A small business, as the Small Business Administration defines it, has gross annual receipts of no more than $2.5 to $21 million, depending upon the business. Selling stock to raise funds for small business has particular advantages, while some of the disadvantages can be reduced with a direct public offering or through private placement. The DPO has unique advantages for small businesses.
Selling stock is an efficient way to raise funds. Depending upon the offering method, the amount raised for a small business can vary from under $500,000 to several million dollars. While borrowing funds increases operating costs by the interest amount, a stock offering does not. An aura of success surrounds a stock offering -- it signals to the business community that others have confidence in your company's future. This can make doing business easier.
When you sell stock, you give up some rights to your investors. If your business plan calls for several quarters of losses while you expand your business, for example, you may believe the eventual rewards justify the plan. Your investors, however, may not. If they lose faith in your leadership, your company's stock price may fall, hurting your company's image. Investors may vote in board directors who oppose you. Eventually, you can lose control of your company.
Selling stock through an initial public offering is costly. Regulatory, legal and auditing expenses required by the Securities and Exchange Commission will cost at least $1 million. George Jenkins, a venture capitalist quoted in a Bob Brooke Communications article on IPOs, says that to make an IPO work, the amount raised needs to be at least $10 million. For smaller IPOs, getting the interest of an underwriter -- the investment bank or similar institution that the SEC requires to manage an IPO -- is difficult. Underwriters commonly get from 3 to 10 percent of a public offering. The regulatory, legal and auditing costs of remaining public after an IPO run a yearly minimum of $200,000.

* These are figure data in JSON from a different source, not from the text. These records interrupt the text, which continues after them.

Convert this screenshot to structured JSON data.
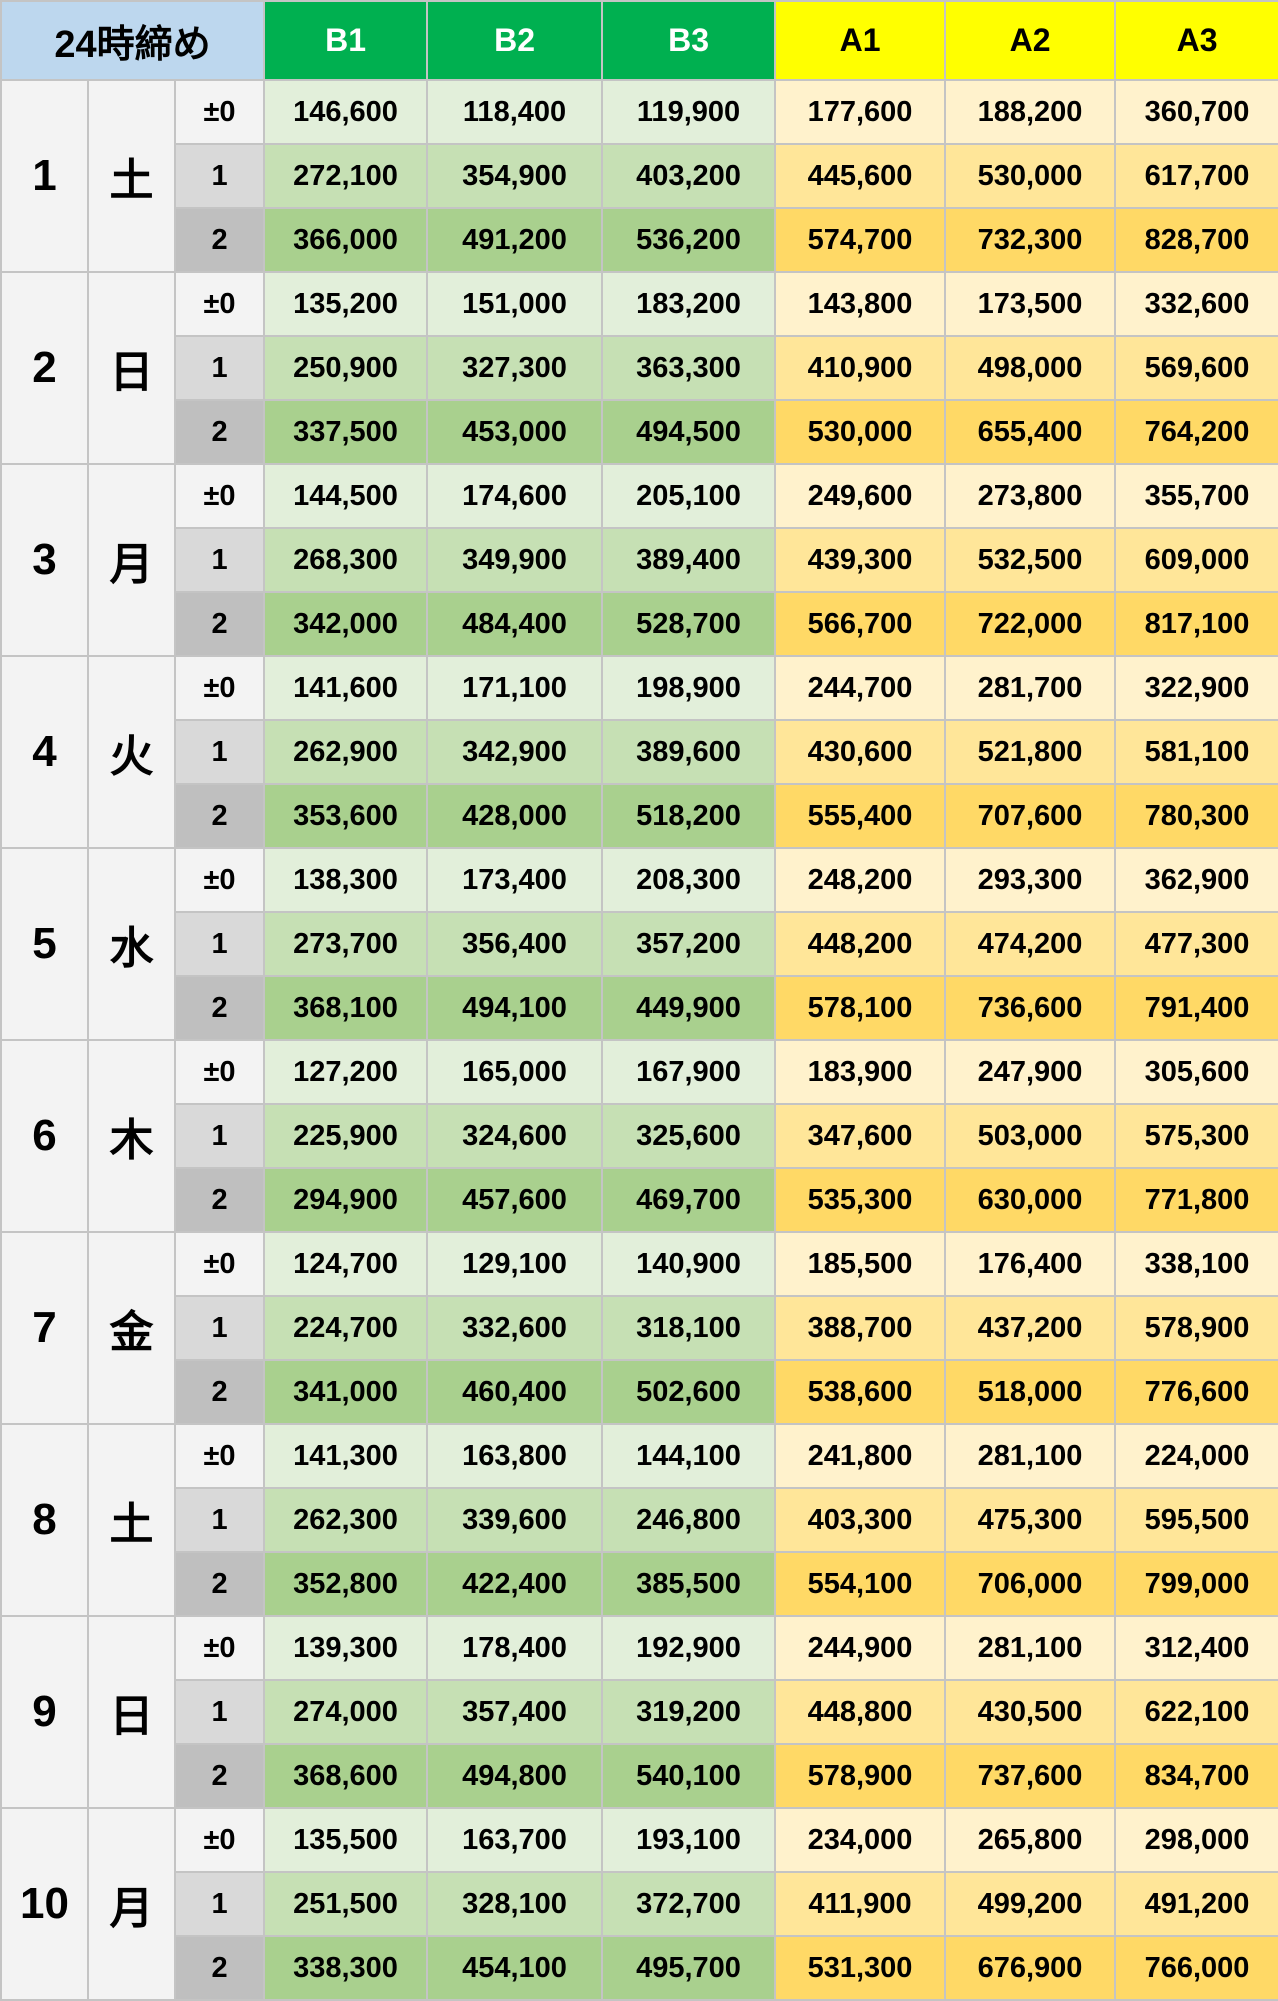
{
  "header": {
    "corner": "24時締め",
    "columns": [
      "B1",
      "B2",
      "B3",
      "A1",
      "A2",
      "A3"
    ]
  },
  "colors": {
    "b_header": "#00b050",
    "a_header": "#ffff00",
    "corner": "#bdd7ee"
  },
  "levels": [
    "±0",
    "1",
    "2"
  ],
  "days": [
    {
      "day": "1",
      "weekday": "土",
      "rows": [
        [
          "146,600",
          "118,400",
          "119,900",
          "177,600",
          "188,200",
          "360,700"
        ],
        [
          "272,100",
          "354,900",
          "403,200",
          "445,600",
          "530,000",
          "617,700"
        ],
        [
          "366,000",
          "491,200",
          "536,200",
          "574,700",
          "732,300",
          "828,700"
        ]
      ]
    },
    {
      "day": "2",
      "weekday": "日",
      "rows": [
        [
          "135,200",
          "151,000",
          "183,200",
          "143,800",
          "173,500",
          "332,600"
        ],
        [
          "250,900",
          "327,300",
          "363,300",
          "410,900",
          "498,000",
          "569,600"
        ],
        [
          "337,500",
          "453,000",
          "494,500",
          "530,000",
          "655,400",
          "764,200"
        ]
      ]
    },
    {
      "day": "3",
      "weekday": "月",
      "rows": [
        [
          "144,500",
          "174,600",
          "205,100",
          "249,600",
          "273,800",
          "355,700"
        ],
        [
          "268,300",
          "349,900",
          "389,400",
          "439,300",
          "532,500",
          "609,000"
        ],
        [
          "342,000",
          "484,400",
          "528,700",
          "566,700",
          "722,000",
          "817,100"
        ]
      ]
    },
    {
      "day": "4",
      "weekday": "火",
      "rows": [
        [
          "141,600",
          "171,100",
          "198,900",
          "244,700",
          "281,700",
          "322,900"
        ],
        [
          "262,900",
          "342,900",
          "389,600",
          "430,600",
          "521,800",
          "581,100"
        ],
        [
          "353,600",
          "428,000",
          "518,200",
          "555,400",
          "707,600",
          "780,300"
        ]
      ]
    },
    {
      "day": "5",
      "weekday": "水",
      "rows": [
        [
          "138,300",
          "173,400",
          "208,300",
          "248,200",
          "293,300",
          "362,900"
        ],
        [
          "273,700",
          "356,400",
          "357,200",
          "448,200",
          "474,200",
          "477,300"
        ],
        [
          "368,100",
          "494,100",
          "449,900",
          "578,100",
          "736,600",
          "791,400"
        ]
      ]
    },
    {
      "day": "6",
      "weekday": "木",
      "rows": [
        [
          "127,200",
          "165,000",
          "167,900",
          "183,900",
          "247,900",
          "305,600"
        ],
        [
          "225,900",
          "324,600",
          "325,600",
          "347,600",
          "503,000",
          "575,300"
        ],
        [
          "294,900",
          "457,600",
          "469,700",
          "535,300",
          "630,000",
          "771,800"
        ]
      ]
    },
    {
      "day": "7",
      "weekday": "金",
      "rows": [
        [
          "124,700",
          "129,100",
          "140,900",
          "185,500",
          "176,400",
          "338,100"
        ],
        [
          "224,700",
          "332,600",
          "318,100",
          "388,700",
          "437,200",
          "578,900"
        ],
        [
          "341,000",
          "460,400",
          "502,600",
          "538,600",
          "518,000",
          "776,600"
        ]
      ]
    },
    {
      "day": "8",
      "weekday": "土",
      "rows": [
        [
          "141,300",
          "163,800",
          "144,100",
          "241,800",
          "281,100",
          "224,000"
        ],
        [
          "262,300",
          "339,600",
          "246,800",
          "403,300",
          "475,300",
          "595,500"
        ],
        [
          "352,800",
          "422,400",
          "385,500",
          "554,100",
          "706,000",
          "799,000"
        ]
      ]
    },
    {
      "day": "9",
      "weekday": "日",
      "rows": [
        [
          "139,300",
          "178,400",
          "192,900",
          "244,900",
          "281,100",
          "312,400"
        ],
        [
          "274,000",
          "357,400",
          "319,200",
          "448,800",
          "430,500",
          "622,100"
        ],
        [
          "368,600",
          "494,800",
          "540,100",
          "578,900",
          "737,600",
          "834,700"
        ]
      ]
    },
    {
      "day": "10",
      "weekday": "月",
      "rows": [
        [
          "135,500",
          "163,700",
          "193,100",
          "234,000",
          "265,800",
          "298,000"
        ],
        [
          "251,500",
          "328,100",
          "372,700",
          "411,900",
          "499,200",
          "491,200"
        ],
        [
          "338,300",
          "454,100",
          "495,700",
          "531,300",
          "676,900",
          "766,000"
        ]
      ]
    }
  ]
}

The DPO has advantages of an IPO at lower cost. Companies can qualify for a DPO under SEC regulations providing regulatory exemptions in three tiers: offerings up to $1 million, $5 million and offerings limited to investors in a single state. These approaches eliminate the underwriter requirement and can keep offering costs under $50,000. After going public, a DPO company operates with substantially lower regulatory costs than an IPO company. With a DPO, you can sell stock directly to your customers, giving them a stake in your success. When you report to local investors, you are also advertising your business. Selling stock through a DPO can increase sales and customer loyalty. Ben & Jerry's raised its initial funds through a DPO. Private placement of stock is a another way of raising money. It has disadvantages, such as high placement cost and restriction of sales to SEC "qualified investors," but it also has regulatory advantages similar to the advantages of DPOs.